Every minute detail of urban design determines whether the creative geniuses in our minds are welcomed or excluded from participation in city life. For example, the orientation of public seating either encourages or inhibits people-watching, an activity loved by the storyteller in our head. The seating at the Paris cafe encourages people watching in the front stalls and the possibility of intimate conversation in the back stalls. Even the fact of whether a seat is bolted to the ground is important. Contrast the seating in the Munich square with that in a Sydney mall. If you decide to sit in a chair in the Munich square you are faced with a choice: 'Will I leave the chair here or move it?' At that moment of decision, you are transformed from citizen into urban designer. You will decide how this square will look for a few moments of time. The artist in you is forced to make an artistic decision. By contrast, the hard granite seat in Sydney shouts many messages, including: "We don't trust your design abilities. We professional designers know what looks best. If we give you a say in design, you will do what the people in Munich do, create a square that is messy and chaotic, lacking in any design sense." It also says, "This seat is hard and cold. We don't want you to sit here too long. We want you to get on with what you should be doing - shop, shop, shop." The Munich seats therefore encourage and feed our natural creative abilities, while the Sydney seat says that the creative genius within can not be trusted.

How professional artists should respond
Planners generally take a rationalist and mechanistic approach to space - spaces must have a single, defined function in order for the urban machine to operate efficiently. For example, streets and roads are defined as space for movement of cars, therefore children playing in this space would make it inefficient. However, if we examine spaces that people find instinctively attractive, they are spaces that have not been rationalised into a single use.

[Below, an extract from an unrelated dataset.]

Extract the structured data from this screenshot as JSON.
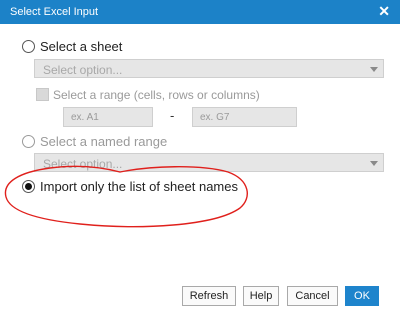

There is ambiguity, layers of contradictory meaning, a certain amount of unpredictability, and a using of the space for activities for which it was not originally designed. In fact the spaces are often quite chaotic. They assault our senses with sights, sounds and smell. The Dreamer and Storytelling Romantic within our heads weave these chaotic elements into a meaningful plot. We can return to these spaces time and again, and every time there is a new story to construct. Planners, in their effort to create order and rationalise space, destroy the poetic nature of urban space and turn it into a sanitised scientific formula. Not that we should blame the planning professionals. They are but an expression of the dominant beliefs and values in our society - the deep-seated desire for certainty and the deep-seated distrust of the creative genius within us.

Professional artists can unwittingly reinforce this cultural belief system that inhibits our natural creative abilities. If 'public art' is seen as an 'add on' or a means of making the 'evil city' a little more tolerable, then it reinforces the very rationalisation and segregation which destroys the creative potential of the total urban environment. Professional artists should therefore see their work as contributing to a larger work of art - the entire streetscape. This will mean working with other design professionals to encourage overall design that provokes and encourages the creative geniuses that reside in every head to come out and play.